詹天涯终于问了关键的问题:“你妈呢?或者说,你妈的意识呢?去哪儿了?”
张文杰看着天花板保持了沉默,因为他答应过年良,绝对不会说出实情。
詹天涯自然也能猜到,所以,他换了一种问法:“年良在与黑色物质同归于尽的时候,也消除了你脑海中黄秀云的意识,对吗?”
詹天涯的话让张文杰再没压力,张文杰点头道:“对,就是这样,反正,我妈也好,墨年良也罢,都没了,消失了。”
詹天涯起身走到窗口,看向外面,张文杰则看着詹天涯。
詹天涯忽然笑了,扭头看着张文杰:“一切都会好起来的。”
张文杰不知道詹天涯为何会那么说,但是那一刻,他却感觉到了心安。
◆
石油城外的湿地内,党向国带着人朝着张文杰所说的位置走去,但是,并没有发现那铁链,只是发现了那个江边的漩涡。至于漩涡里面有什么,党向国只能派出潜水员下去探测。因为那个年代并没有无人小型探测潜艇这些东西,只能靠人用肉眼去确认。

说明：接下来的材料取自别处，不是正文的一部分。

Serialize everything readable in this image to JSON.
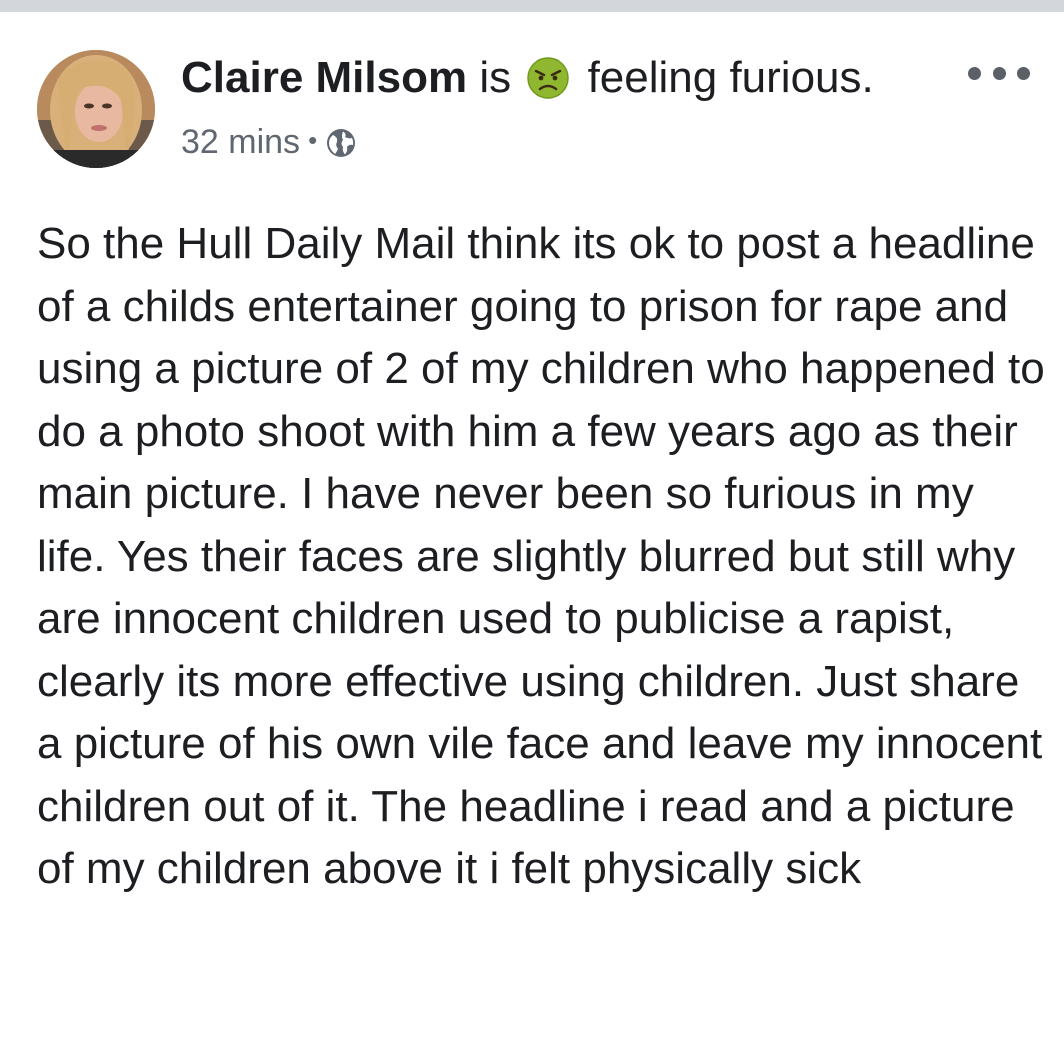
{
  "post": {
    "author": "Claire Milsom",
    "status_prefix": "is",
    "feeling_icon": "angry-face-emoji",
    "feeling_text": "feeling furious.",
    "timestamp": "32 mins",
    "separator": "•",
    "privacy_icon": "globe-icon",
    "more_icon": "more-options-icon",
    "body": "So the Hull Daily Mail think its ok to post a headline of a childs entertainer going to prison for rape and using a picture of 2 of my children who happened to do a photo shoot with him a few years ago as their main picture. I have never been so furious in my life. Yes their faces are slightly blurred but still why are innocent children used to publicise a rapist, clearly its more effective using children. Just share a picture of his own vile face and leave my innocent children out of it. The headline i read and a picture of my children above it i felt physically sick"
  },
  "colors": {
    "text_primary": "#1c1e21",
    "text_secondary": "#606770",
    "top_strip": "#d3d6db",
    "emoji_face": "#8fb830"
  }
}
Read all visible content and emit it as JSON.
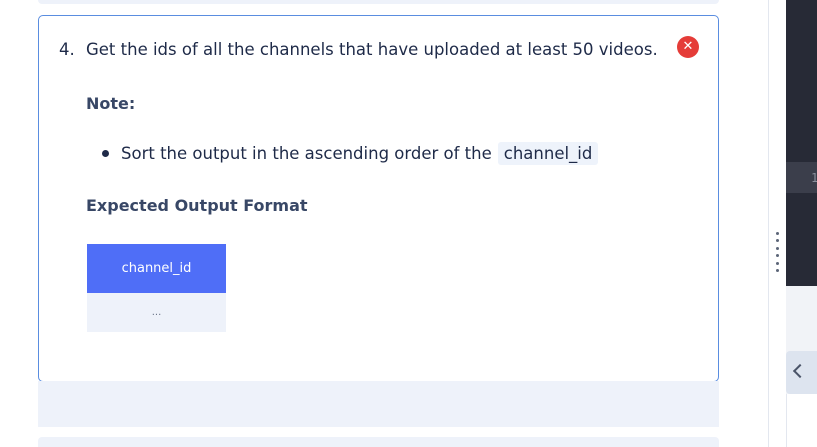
{
  "question": {
    "number": "4.",
    "text": "Get the ids of all the channels that have uploaded at least 50 videos.",
    "status_icon": "close-icon",
    "status_color": "#e53c38"
  },
  "note": {
    "heading": "Note:",
    "items": [
      {
        "text": "Sort the output in the ascending order of the",
        "code": "channel_id"
      }
    ]
  },
  "expected_output": {
    "heading": "Expected Output Format",
    "columns": [
      "channel_id"
    ],
    "rows": [
      [
        "..."
      ]
    ],
    "header_color": "#4f6ef7"
  },
  "editor": {
    "line_number": "1"
  },
  "colors": {
    "card_border": "#5a8de0",
    "text": "#1e2a48",
    "editor_bg": "#272a36"
  }
}
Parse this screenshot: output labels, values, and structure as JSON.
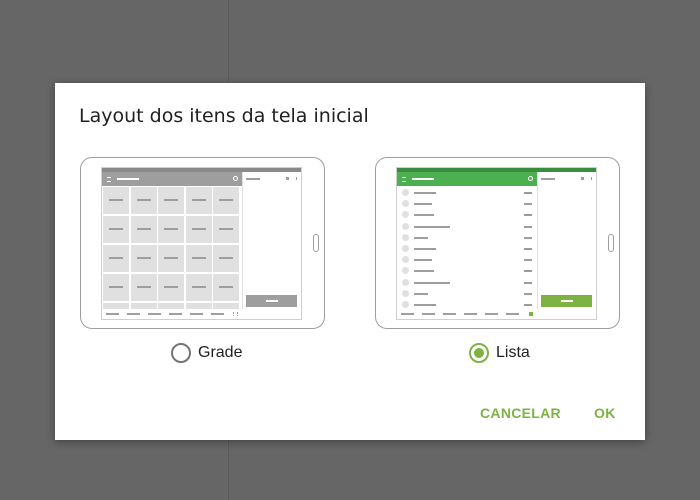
{
  "dialog": {
    "title": "Layout dos itens da tela inicial",
    "options": [
      {
        "label": "Grade",
        "selected": false
      },
      {
        "label": "Lista",
        "selected": true
      }
    ],
    "buttons": {
      "cancel": "CANCELAR",
      "ok": "OK"
    }
  },
  "colors": {
    "accent": "#7cb342",
    "grid_app_bar": "#9e9e9e",
    "list_app_bar": "#4caf50",
    "overlay": "#666666"
  },
  "icons": [
    "tablet-icon",
    "home-button-icon",
    "radio-unchecked-icon",
    "radio-checked-icon"
  ]
}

潜入漩涡之前,潜水员也用两根绳子牵引住,担心被漩涡卷走。大概十来分钟后,潜水员便安全返回,汇报说:“铁链就在下面,盘在一起的,中间似乎有什么东西,但是漩涡卷起下面的泥土我看不清楚。”
党向国蹲在江边道:“你拿绳子把铁链绑住,我们想办法把那玩意儿拖出来。”
党向国立即就近调来了一辆履带式汽车,绑在汽车的后方,等潜水员绑好之后,再发动汽车往外拽。当铁链被拽出来的时候,党向国才肯定,张文杰没有撒谎,的确有一条铁链,大小粗细都与张文杰描述的完全一致。
那么,铁链的末端到底是什么呢?
汽车一直朝着前方驶去,很顺利的将铁链以及末端的东西拖拽了出来,铁链竟长达三十米,而铁链末端铁环连接着的是一根石柱。石柱一看就知道是古代部落图腾象征,上面绘制了各种动物,还有日月云彩。
最怪异的是,当那根石柱被拽出来之后,原本在江边的那个漩涡消失了,周围的地面也逐渐垮塌将那里埋住,原本凹进去一块的江岸也变得与周围一样,看不出有任何异常。
党向国将那根石柱运走,同时也发现那根所谓的铁链实际上很轻,轻得一个小孩儿都可以轻易抱起来,不过铁链碰撞在一起却有金属的声音。而这种物质以前从未发现过。
党向国将这些东西全部封存并且运走后,便开始着手写这次的案件汇报,汇报的最后,党向国并没有对这次事件做任何一种定义,同时又在案件的最后再次提及了詹天涯和夏侯两人,并且建议组织继续考察两人,如有需要,可以让两人继续参与以后在东北境内发生的各类案件,可归为实习期,而实习时间为四年,四年后酌情考虑是否让两人加入特一师。
党向国看着特一师几个字,又看着远处那份通知文件,文件上写得很清楚,明年开始,特一师正式更名为8424研究所。
党向国拿起报告,走到窗前,看着外面,在办公桌的角落上放置着两份死刑执行通知。分别是张文杰和殷怀雨的,张文杰那份自然要给张世恩,而殷怀雨那份只能党向国接受,因为殷怀雨在这个世界上再没有亲人给他收尸了。